GRAND RAPIDS, Mich. — A Michigan woman has filed a wrongful-termination lawsuit against InterVarsity Christian Fellowship, saying she was fired because of her divorce even as two male colleagues kept their jobs as divorced and remarried.
Alyce Conlon worked for the evangelical campus ministry as a spiritual director at the Grand Rapids office from 2004 until she was let go in December 2011, according to a suit filed in early October in the U.S. District Court for the Western District of Michigan.
A spokesman for InterVarsity said no one from the organization would be able to comment on the case but provided the following statement: “A vital element of the First Amendment’s guarantee of religious liberty is the freedom of religious employers to make hiring decisions through the use of faith-based criteria. As a Christian organization, InterVarsity Christian Fellowship’s credibility and witness depends on its ability to hire and retain personnel who share and abide by InterVarsity’s faith commitments. It is deeply regrettable that a former employee has chosen to challenge this key constitutional liberty.”

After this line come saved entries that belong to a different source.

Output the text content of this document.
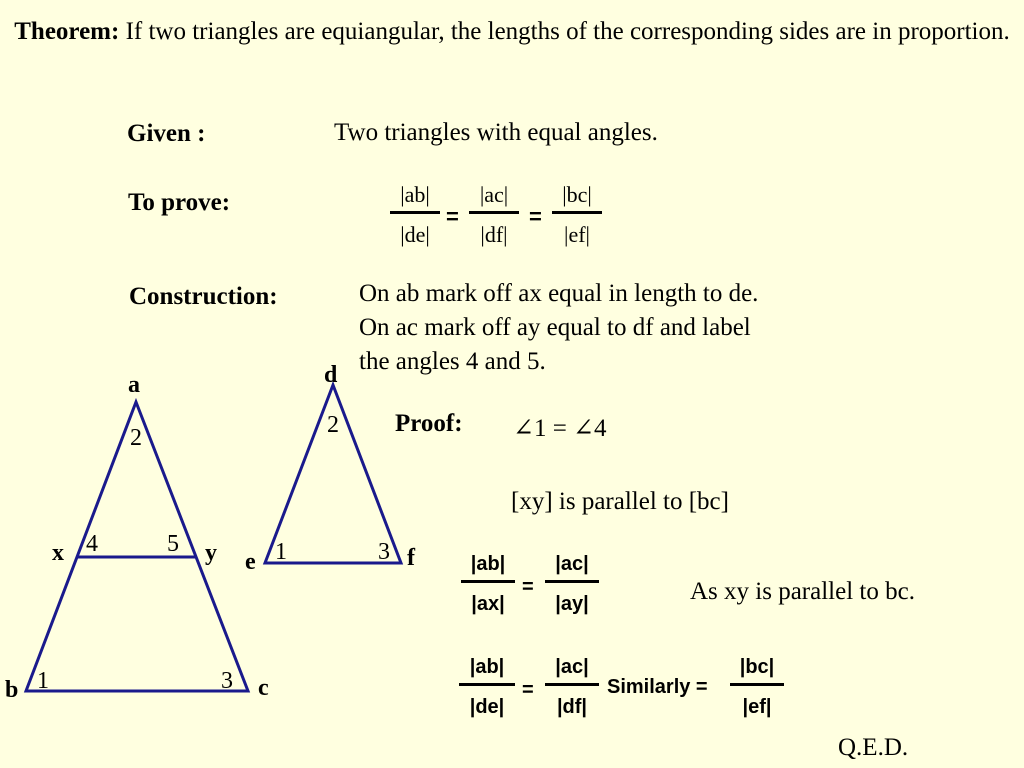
Theorem: If two triangles are equiangular, the lengths of the corresponding sides are in proportion.
Given :	Two triangles with equal angles.
To prove:	|ab|
|de|
=
|ac|
|df|
=
|bc|
|ef|
Construction:	On ab mark off ax equal in length to de.
On ac mark off ay equal to df and label
the angles 4 and 5.
Proof: ∠1 = ∠4
[xy] is parallel to [bc]
|ab|
|ax|
=
|ac|
|ay|	As xy is parallel to bc.
|ab|
|de|
=
|ac|
|df|
Similarly =
|bc|
|ef|
Q.E.D.
a
b	c
x	y
d
e	f
2
4	5
1	3
2
1	3
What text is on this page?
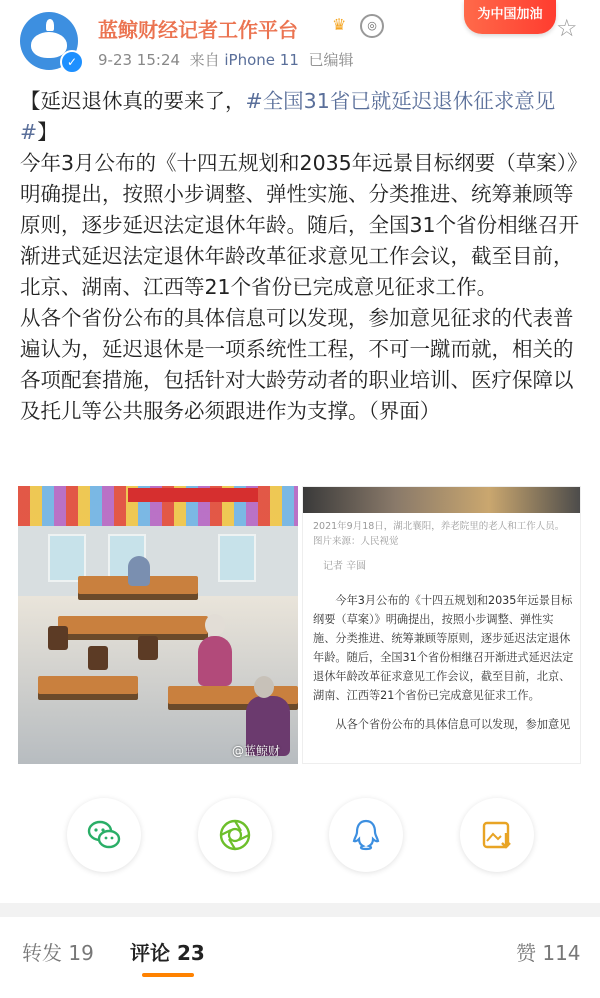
✓
蓝鲸财经记者工作平台 ♛	◎
9-23 15:24 来自 iPhone 11 已编辑
为中国加油 ☆

【延迟退休真的要来了，#全国31省已就延迟退休征求意见#】

今年3月公布的《十四五规划和2035年远景目标纲要（草案）》明确提出，按照小步调整、弹性实施、分类推进、统筹兼顾等原则，逐步延迟法定退休年龄。随后，全国31个省份相继召开渐进式延迟法定退休年龄改革征求意见工作会议，截至目前，北京、湖南、江西等21个省份已完成意见征求工作。

从各个省份公布的具体信息可以发现，参加意见征求的代表普遍认为，延迟退休是一项系统性工程，不可一蹴而就，相关的各项配套措施，包括针对大龄劳动者的职业培训、医疗保障以及托儿等公共服务必须跟进作为支撑。（界面）

@蓝鲸财
2021年9月18日，湖北襄阳，养老院里的老人和工作人员。图片来源：人民视觉
记者 辛圆

今年3月公布的《十四五规划和2035年远景目标纲要（草案）》明确提出，按照小步调整、弹性实施、分类推进、统筹兼顾等原则，逐步延迟法定退休年龄。随后，全国31个省份相继召开渐进式延迟法定退休年龄改革征求意见工作会议，截至目前，北京、湖南、江西等21个省份已完成意见征求工作。

从各个省份公布的具体信息可以发现，参加意见

转发 19 评论 23	赞 114
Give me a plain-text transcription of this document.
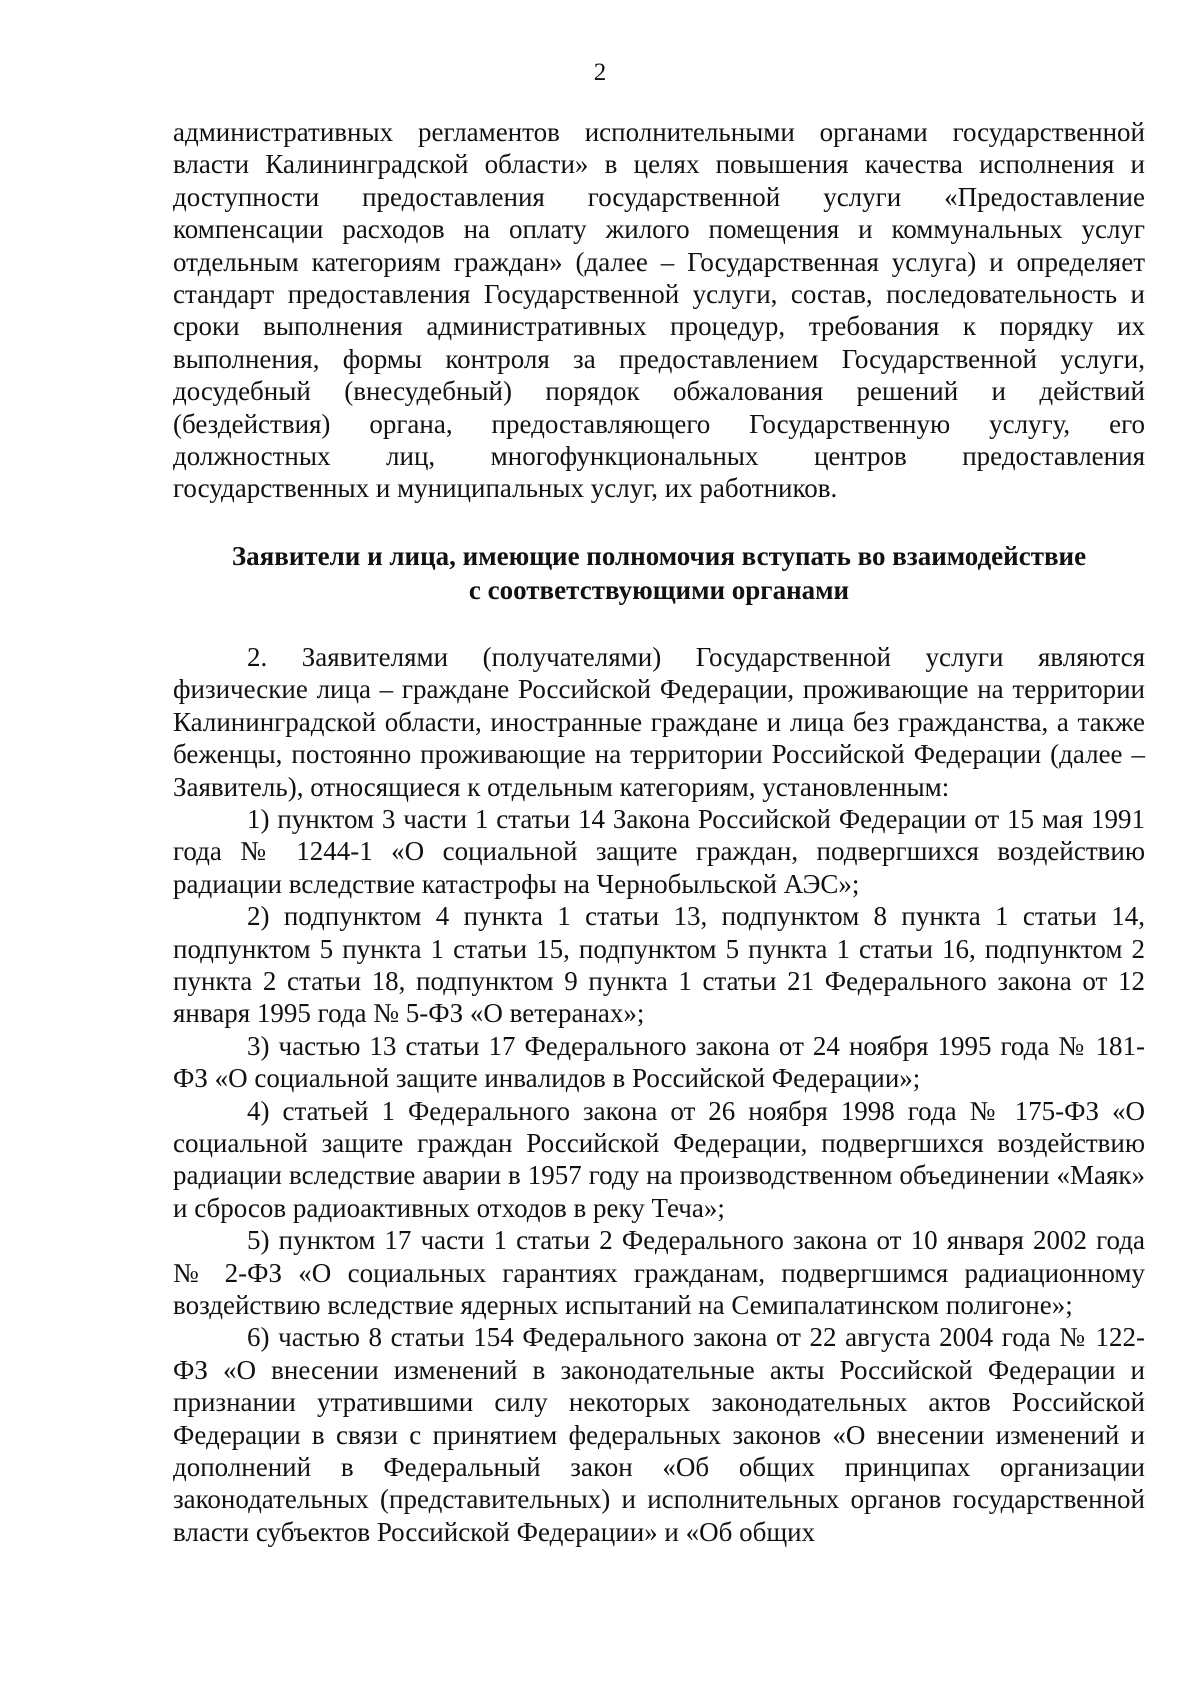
2

административных регламентов исполнительными органами государственной власти Калининградской области» в целях повышения качества исполнения и доступности предоставления государственной услуги «Предоставление компенсации расходов на оплату жилого помещения и коммунальных услуг отдельным категориям граждан» (далее – Государственная услуга) и определяет стандарт предоставления Государственной услуги, состав, последовательность и сроки выполнения административных процедур, требования к порядку их выполнения, формы контроля за предоставлением Государственной услуги, досудебный (внесудебный) порядок обжалования решений и действий (бездействия) органа, предоставляющего Государственную услугу, его должностных лиц, многофункциональных центров предоставления государственных и муниципальных услуг, их работников.

Заявители и лица, имеющие полномочия вступать во взаимодействие
с соответствующими органами

2. Заявителями (получателями) Государственной услуги являются физические лица – граждане Российской Федерации, проживающие на территории Калининградской области, иностранные граждане и лица без гражданства, а также беженцы, постоянно проживающие на территории Российской Федерации (далее – Заявитель), относящиеся к отдельным категориям, установленным:

1) пунктом 3 части 1 статьи 14 Закона Российской Федерации от 15 мая 1991 года № 1244-1 «О социальной защите граждан, подвергшихся воздействию радиации вследствие катастрофы на Чернобыльской АЭС»;

2) подпунктом 4 пункта 1 статьи 13, подпунктом 8 пункта 1 статьи 14, подпунктом 5 пункта 1 статьи 15, подпунктом 5 пункта 1 статьи 16, подпунктом 2 пункта 2 статьи 18, подпунктом 9 пункта 1 статьи 21 Федерального закона от 12 января 1995 года № 5-ФЗ «О ветеранах»;

3) частью 13 статьи 17 Федерального закона от 24 ноября 1995 года № 181-ФЗ «О социальной защите инвалидов в Российской Федерации»;

4) статьей 1 Федерального закона от 26 ноября 1998 года № 175-ФЗ «О социальной защите граждан Российской Федерации, подвергшихся воздействию радиации вследствие аварии в 1957 году на производственном объединении «Маяк» и сбросов радиоактивных отходов в реку Теча»;

5) пунктом 17 части 1 статьи 2 Федерального закона от 10 января 2002 года № 2-ФЗ «О социальных гарантиях гражданам, подвергшимся радиационному воздействию вследствие ядерных испытаний на Семипалатинском полигоне»;

6) частью 8 статьи 154 Федерального закона от 22 августа 2004 года № 122-ФЗ «О внесении изменений в законодательные акты Российской Федерации и признании утратившими силу некоторых законодательных актов Российской Федерации в связи с принятием федеральных законов «О внесении изменений и дополнений в Федеральный закон «Об общих принципах организации законодательных (представительных) и исполнительных органов государственной власти субъектов Российской Федерации» и «Об общих
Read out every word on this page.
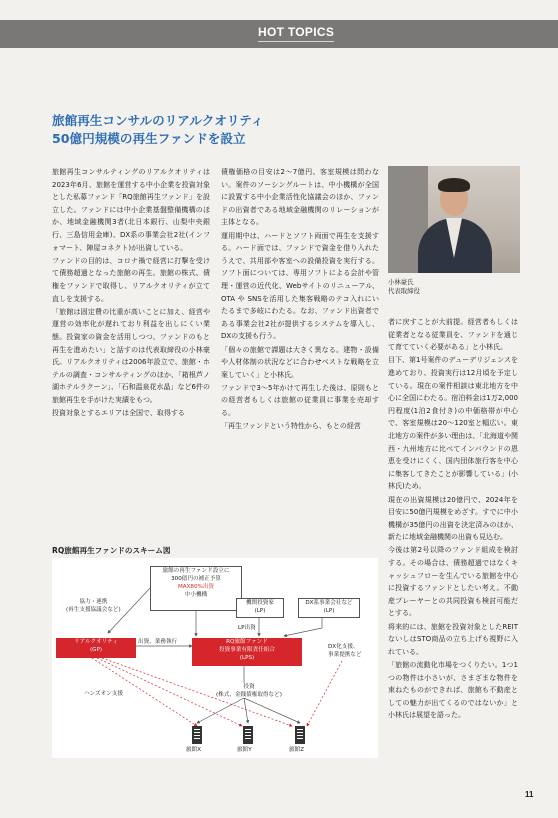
HOT TOPICS
旅館再生コンサルのリアルクオリティ
50億円規模の再生ファンドを設立

旅館再生コンサルティングのリアルクオリティは2023年6月、旅館を運営する中小企業を投資対象とした私募ファンド「RQ旅館再生ファンド」を設立した。ファンドには中小企業基盤整備機構のほか、地域金融機関3者(北日本銀行、山梨中央銀行、三島信用金庫)、DX系の事業会社2社(インフォマート、陣屋コネクト)が出資している。

ファンドの目的は、コロナ禍で経営に打撃を受けて債務超過となった旅館の再生。旅館の株式、債権をファンドで取得し、リアルクオリティが立て直しを支援する。

「旅館は固定費の比重が高いことに加え、経営や運営の効率化が遅れており利益を出しにくい業態。投資家の資金を活用しつつ、ファンドのもと再生を進めたい」と話すのは代表取締役の小林豪氏。リアルクオリティは2006年設立で、旅館・ホテルの調査・コンサルティングのほか、「箱根芦ノ湖ホテルラクーン」、「石和温泉花水晶」など6件の旅館再生を手がけた実績をもつ。

投資対象とするエリアは全国で、取得する

債権価格の目安は2〜7億円、客室規模は問わない。案件のソーシングルートは、中小機構が全国に設置する中小企業活性化協議会のほか、ファンドの出資者である地域金融機関のリレーションが主体となる。

運用期中は、ハードとソフト両面で再生を支援する。ハード面では、ファンドで資金を借り入れたうえで、共用部や客室への設備投資を実行する。ソフト面については、専用ソフトによる会計や管理・運営の近代化、Webサイトのリニューアル、OTA や SNSを活用した集客戦略のテコ入れにいたるまで多岐にわたる。なお、ファンド出資者である事業会社2社が提供するシステムを導入し、DXの支援も行う。

「個々の旅館で課題は大きく異なる。建物・設備や人材体制の状況などに合わせベストな戦略を立案していく」と小林氏。

ファンドで3〜5年かけて再生した後は、原則もとの経営者もしくは旅館の従業員に事業を売却する。

「再生ファンドという特性から、もとの経営

小林豪氏
代表取締役

者に戻すことが大前提。経営者もしくは従業者となる従業員を、ファンドを通じて育てていく必要がある」と小林氏。

目下、第1号案件のデューデリジェンスを進めており、投資実行は12月頃を予定している。現在の案件相談は東北地方を中心に全国にわたる。宿泊料金は1万2,000円程度(1泊2食付き)の中価格帯が中心で、客室規模は20〜120室と幅広い。東北地方の案件が多い理由は、「北海道や関西・九州地方に比べてインバウンドの恩恵を受けにくく、国内団体旅行客を中心に集客してきたことが影響している」(小林氏)ため。

現在の出資規模は20億円で、2024年を目安に50億円規模をめざす。すでに中小機構が35億円の出資を決定済みのほか、新たに地域金融機関の出資も見込む。

今後は第2号以降のファンド組成を検討する。その場合は、債務超過ではなくキャッシュフローを生んでいる旅館を中心に投資するファンドとしたい考え。不動産プレーヤーとの共同投資も検討可能だとする。

将来的には、旅館を投資対象としたREITないしはSTO商品の立ち上げも視野に入れている。

「旅館の流動化市場をつくりたい。1つ1つの物件は小さいが、さまざまな物件を束ねたものができれば、旅館も不動産としての魅力が出てくるのではないか」と小林氏は展望を語った。

RQ旅館再生ファンドのスキーム図
旅館の再生ファンド設立に
300億円の補正予算
MAX80%出資
中小機構
機関投資家
(LP)
DX系事業会社など
(LP)
協力・連携
(再生支援協議会など)
LP出資
リアルクオリティ
(GP)
出資、業務執行	RQ旅館ファンド
投資事業有限責任組合
(LPS)
DX化支援、
事業提携など
ハンズオン支援
投資
(株式、金銭債権取得など)
旅館X	旅館Y	旅館Z
11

Conlon was placed on paid leave early in 2011 after informing supervisors that she and her husband were considering separation or divorce. “During this leave of absence, plaintiff followed each and every requirement of the Separation and Divorcing Staff Policy including counseling sessions and continuing communication with her supervisors as to her progress,” attorney Katherine Smith Kennedy wrote in the lawsuit.
According to the lawsuit, during the absence, InterVarsity employees contacted Conlon’s husband to discuss the marriage without informing her. Despite following InterVarsity’s requirements for divorce procedures, the ministry let her go because she was not successful in reconciling her marriage, her lawyer alleges.